Abstract

To the Editor
In its 2011 budget, the Australian Government allocated $220m for the expansion of early intervention for psychosis services. One of the arguments in favour of this investment is that such services can actually save money (McGorry, 2012). It was therefore surprising to read the recent review by Amos (2012), which concluded that ‘The published literature does not support the contention that early intervention for psychosis reduces costs’ and the accompanying commentary by Carr (2012), which stated that ‘Clearly, the case for cost-effectiveness of EI [early intervention] for psychosis has not been made, and similarly the argument that cost savings from EI would be available for reinvestment in other services is not based on credible evidence’.
Reading these conflicting claims led me to examine some of the documents supporting the Government’s expansion of early psychosis services. A key document is the ‘Early Psychosis Feasibility Study Report’, which was prepared for the National Advisory Council on Mental Health and the Commonwealth Department of Health and Ageing (Orygen Youth Health Research Centre, 2011).
This report included a chapter on ‘The economics of early intervention’, which was based on some modeling done by economists in the UK. To me, as a non-economist, the model looks reasonable. However, the data on which the model draws are poor. In particular, the estimation of healthcare costs is based on a study of the Early Psychosis Prevention and Intervention Centre (EPPIC) service in Melbourne, which involved comparing 51 patients treated in 1993–1994 with 51 matched controls pre-EPPIC treated in 1989–1992. These costs from two decades ago were simply adjusted to 2009 figures. However, it is unclear whether service models that operated so long ago can be generalized to current practice for either early psychosis services or standard care. Even if they were relevant to current practice, the sample size is not a large one on which to estimate national costs. Furthermore, the use of historical controls is methodologically weak compared to the gold standard of randomized trial data.
The data used to estimate the costs of lost employment, suicide and homicide are similarly thin. For example, the data on suicide come from a single overseas study on attempted suicide and the assumption has been made that the difference in attempted suicide in one service in another country would also apply to completed suicide in Australia.

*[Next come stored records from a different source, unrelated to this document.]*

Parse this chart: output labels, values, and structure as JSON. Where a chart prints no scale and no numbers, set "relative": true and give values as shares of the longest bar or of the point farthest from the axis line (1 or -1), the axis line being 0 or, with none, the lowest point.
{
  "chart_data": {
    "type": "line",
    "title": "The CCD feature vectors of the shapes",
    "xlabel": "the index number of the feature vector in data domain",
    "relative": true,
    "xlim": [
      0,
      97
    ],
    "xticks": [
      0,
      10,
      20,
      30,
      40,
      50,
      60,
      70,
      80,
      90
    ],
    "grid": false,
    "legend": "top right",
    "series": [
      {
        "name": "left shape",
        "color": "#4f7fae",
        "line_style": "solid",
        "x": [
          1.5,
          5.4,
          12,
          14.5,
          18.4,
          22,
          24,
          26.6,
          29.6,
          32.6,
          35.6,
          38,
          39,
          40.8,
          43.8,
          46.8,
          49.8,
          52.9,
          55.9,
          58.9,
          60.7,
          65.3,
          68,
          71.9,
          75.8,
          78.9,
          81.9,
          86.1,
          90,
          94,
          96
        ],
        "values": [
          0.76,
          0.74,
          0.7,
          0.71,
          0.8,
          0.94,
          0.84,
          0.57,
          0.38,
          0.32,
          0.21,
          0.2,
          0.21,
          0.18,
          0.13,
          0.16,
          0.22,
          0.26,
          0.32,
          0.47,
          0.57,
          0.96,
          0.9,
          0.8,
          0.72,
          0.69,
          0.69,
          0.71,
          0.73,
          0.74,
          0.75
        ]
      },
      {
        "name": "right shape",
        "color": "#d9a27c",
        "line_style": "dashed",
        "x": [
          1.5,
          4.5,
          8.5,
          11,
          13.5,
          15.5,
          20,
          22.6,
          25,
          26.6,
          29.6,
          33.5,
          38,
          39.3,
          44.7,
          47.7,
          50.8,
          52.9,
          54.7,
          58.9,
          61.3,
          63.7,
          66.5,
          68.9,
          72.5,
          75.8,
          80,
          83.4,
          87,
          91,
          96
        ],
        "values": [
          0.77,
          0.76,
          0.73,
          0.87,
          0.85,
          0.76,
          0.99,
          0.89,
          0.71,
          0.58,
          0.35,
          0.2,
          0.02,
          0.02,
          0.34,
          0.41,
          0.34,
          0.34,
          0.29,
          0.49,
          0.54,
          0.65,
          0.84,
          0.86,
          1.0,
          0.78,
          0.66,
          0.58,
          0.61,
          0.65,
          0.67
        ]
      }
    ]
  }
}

An interesting aspect of the report is the conclusion about how much the Government should allocate for the establishment of each new early psychosis service. Having concluded that early psychosis service costs are 65% of those of standard care, the authors take this cost (estimated as $20m per year for each metropolitan service) and ask for it as additional money. What the authors have done is to view the cost of a new early psychosis service as additional to the cost of standard care, rather than viewing it as an eventual substitute for more expensive standard care. Unless there is a longer-term reduction in expenditure on standard care, the total service cost might be closer to 165% than 65%.

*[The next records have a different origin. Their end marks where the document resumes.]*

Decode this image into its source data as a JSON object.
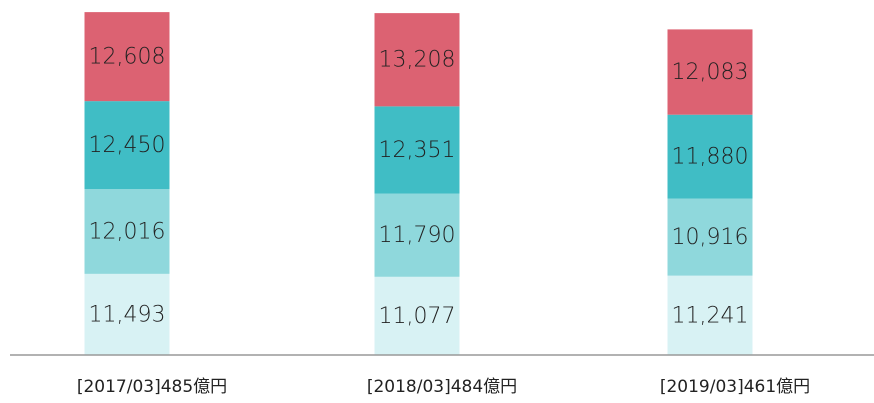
{
  "chart_data": {
    "type": "stacked_bar",
    "categories": [
      "[2017/03]485億円",
      "[2018/03]484億円",
      "[2019/03]461億円"
    ],
    "series": [
      {
        "color": "#d8f2f4",
        "values": [
          11493,
          11077,
          11241
        ],
        "value_labels": [
          "11,493",
          "11,077",
          "11,241"
        ]
      },
      {
        "color": "#8fd8dc",
        "values": [
          12016,
          11790,
          10916
        ],
        "value_labels": [
          "12,016",
          "11,790",
          "10,916"
        ]
      },
      {
        "color": "#40bdc5",
        "values": [
          12450,
          12351,
          11880
        ],
        "value_labels": [
          "12,450",
          "12,351",
          "11,880"
        ]
      },
      {
        "color": "#dc6272",
        "values": [
          12608,
          13208,
          12083
        ],
        "value_labels": [
          "12,608",
          "13,208",
          "12,083"
        ]
      }
    ],
    "ylim": [
      0,
      50000
    ]
  }
}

My conclusion is that the economic argument for early psychosis services is indeed weak. However, despite this weakness, early psychosis services may still be valuable and could be justified on other grounds. Indeed, given that services for people with severe mental disorders are in general not well funded, any additional allocation for a more intensive form of care should be welcomed by everyone in the mental health sector. In rolling out these services nationally, it is to be hoped that the Government will allocate some of the funds for an independent evaluation of both the economic and therapeutic impact.
Footnotes
Funding
This research received no specific grant from any funding agency in the public, commercial, or not-for-profit sectors.
Declaration of interest
AFJ was formerly associated with Orygen Youth Health Research Centre which was the author of the ‘Early Psychosis Feasibility Report’.